Я и потом никогда не спрашивал у Маши, как она попала к ним в руки (они звали ее Муркой), - об этом с ней и заговаривать было нельзя. Она не говорила, и я не пытал, но подозреваю, что через отца: ее отец, белый офицер, был расстрелян нашими, и, наверно, Левка знал об этом. Не раз заводил я разговор, что у нас дети за отцов не в ответе, она мне не верила. Впрочем, дело делалось постепенно, мышеловка расставлялась загодя, а захлопнулась она, когда приехал Левка.
Как я потом понял, дело обстояло так: Левка требовал от нее - подумать страшно, что она, такая слабая и несчастная и, что греха таить, немного сумасшедшая уже, была в руках Левки, - чтобы она заставила меня работать на банду, грозя, что убьет меня. И вот глупым умишком своим она рассудила меня спасать и делала все, чтобы я с бандитами не встретился. Но очень скоро она убедилась, что меня-то она спасает, а другие люди от этого гибнут.
Это произвело на нее ужасное впечатление. По-моему, она свихнулась как раз на этом. «Я несу с собою смерть, говорит, теперь и ты должен умереть». Чем, скажи, Денис Петрович, чем я мог ее утешить? Ведь дело было сделано? Хотел я того или не хотел, вас всех я предал и дело наше предал.
Как же я тогда работал! Думал, бандитов голыми руками брать буду, лишь бы замолить грехи. Да что уж там!
Не стану говорить тебе, как я жил, как встречался с тобою, как в глаза тебе глядел, как приходила ко мне Маша. Видел бы ты ее - махонькая, жалкая такая, как мышка. Я говорю ей: «Уедем, я тебя спрячу, сберегу», - она в слезы: «Что ты, что ты, голубчик, отвечает, у Левки всюду рука, а под землей ты меня не спрячешь». И дрожит, себя не помнит со страху. Насильно ее не увезешь, а если и увезешь, думаю, то совсем . безумную привезешь. А иногда ничего словно бы - забывает, молоденькая ведь. Особенно на сцене.

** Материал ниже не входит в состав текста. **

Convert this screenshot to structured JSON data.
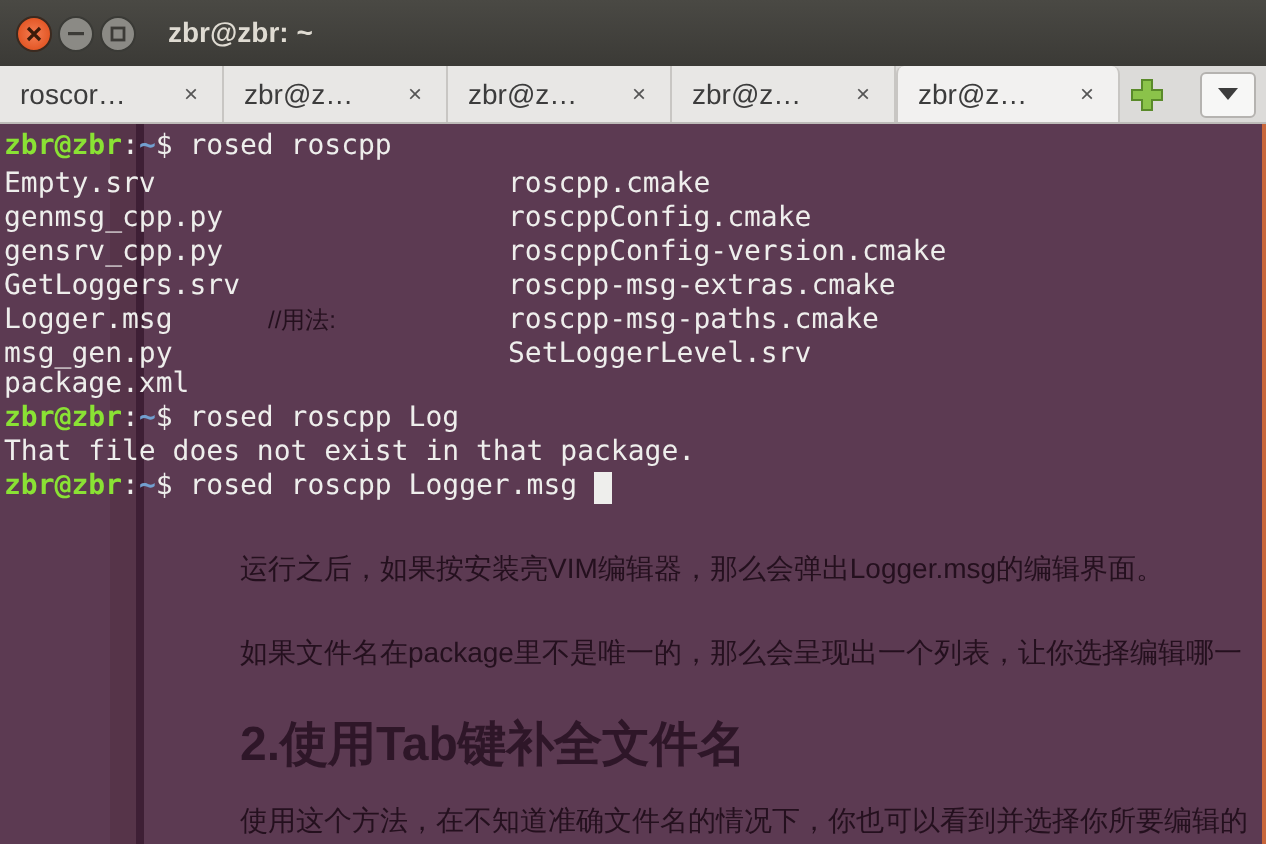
{
  "window": {
    "title": "zbr@zbr: ~"
  },
  "tabs": [
    {
      "label": "roscor…",
      "selected": false,
      "close": "×"
    },
    {
      "label": "zbr@z…",
      "selected": false,
      "close": "×"
    },
    {
      "label": "zbr@z…",
      "selected": false,
      "close": "×"
    },
    {
      "label": "zbr@z…",
      "selected": false,
      "close": "×"
    },
    {
      "label": "zbr@z…",
      "selected": true,
      "close": "×"
    }
  ],
  "background_page": {
    "note": "//用法:",
    "paragraphs": [
      {
        "kind": "text",
        "text": "运行之后，如果按安装亮VIM编辑器，那么会弹出Logger.msg的编辑界面。"
      },
      {
        "kind": "text",
        "text": "如果文件名在package里不是唯一的，那么会呈现出一个列表，让你选择编辑哪一"
      },
      {
        "kind": "heading",
        "text": "2.使用Tab键补全文件名"
      },
      {
        "kind": "text",
        "text": "使用这个方法，在不知道准确文件名的情况下，你也可以看到并选择你所要编辑的"
      }
    ]
  },
  "terminal": [
    {
      "kind": "prompt",
      "user": "zbr@zbr",
      "sep": ":",
      "path": "~",
      "symbol": "$",
      "command": "rosed roscpp",
      "cursor": false
    },
    {
      "kind": "listing",
      "left": "Empty.srv",
      "right": "roscpp.cmake"
    },
    {
      "kind": "listing",
      "left": "genmsg_cpp.py",
      "right": "roscppConfig.cmake"
    },
    {
      "kind": "listing",
      "left": "gensrv_cpp.py",
      "right": "roscppConfig-version.cmake"
    },
    {
      "kind": "listing",
      "left": "GetLoggers.srv",
      "right": "roscpp-msg-extras.cmake"
    },
    {
      "kind": "listing",
      "left": "Logger.msg",
      "right": "roscpp-msg-paths.cmake"
    },
    {
      "kind": "listing",
      "left": "msg_gen.py",
      "right": "SetLoggerLevel.srv"
    },
    {
      "kind": "output",
      "text": "package.xml"
    },
    {
      "kind": "prompt",
      "user": "zbr@zbr",
      "sep": ":",
      "path": "~",
      "symbol": "$",
      "command": "rosed roscpp Log",
      "cursor": false
    },
    {
      "kind": "output",
      "text": "That file does not exist in that package."
    },
    {
      "kind": "prompt",
      "user": "zbr@zbr",
      "sep": ":",
      "path": "~",
      "symbol": "$",
      "command": "rosed roscpp Logger.msg",
      "cursor": true
    }
  ]
}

Третий день уже пишу я тебе это письмо. Очень длинно получается. А короче не объяснишь.
Почему я не рассказал тебе тогда? Потому что ты должен был бы, обязан был меня расстрелять или отдать под суд, а я еще не мог помирать. Во-первых, оставить ее одну. А потом - мне все казалось, что прежде, чем помру, я сослужу еще службу. Во всяком случае, погибать так, задарма, я не собирался. Ведь я мог еще и дело сделать, - правда, старый друг?
Может, тут и гордость моя была. Не хотелось мне, чтобы ребята наши от меня отвернулись, а чтобы Кукушкина, которая ходит за мной, как пес… лучше - после смерти… Ну да ладно. Словом - не сказал.
Пошли у нас невеселые дни. Прогнать ее я не мог, не собака ведь она, но и любить по-прежнему не мог. Но только скажу тебе, Денис Петрович, - и не любить не мог. Однако охватил меня страх: боялся я лишнее слово при ней сказать, надежды на нее больше не было. Даже, веришь, во сне боялся проговориться, старался не спать. Это просто стала мания.
Наконец приехала Леночка. Ты помнишь, я просил тебя ее не посылать, и такая тоска меня взяла, что пошел к ней уговаривать, чтобы не ходила. Но одно ты знай и твердо помни: никогда и никому - ни Маше и никому - не сказал я ни слова о Леночке; Нет, Денис Петрович, этого не было. Когда ее привезли, я думал, с ума сойду, все мне казалось, я виноват. Узнай, кто это, Денис Петрович, узнай, кто, я не смог узнать, хотя последнее время только и делал, что искал - кто?
Конечно, я мог бы у нее многое выпытать, ребенок ведь, да еще слабый, можно было сделать ее орудием и через нее подобраться к банде. Но я никогда ничего о банде у нее не выспрашивал. Если, думаю, они из нее жилы тянут, да еще я буду тянуть, эдак мы ее убьем. Она не выдержит. Можешь меня понять, что со мной сталось, когда Ряба хотел втянуть ее в розыск!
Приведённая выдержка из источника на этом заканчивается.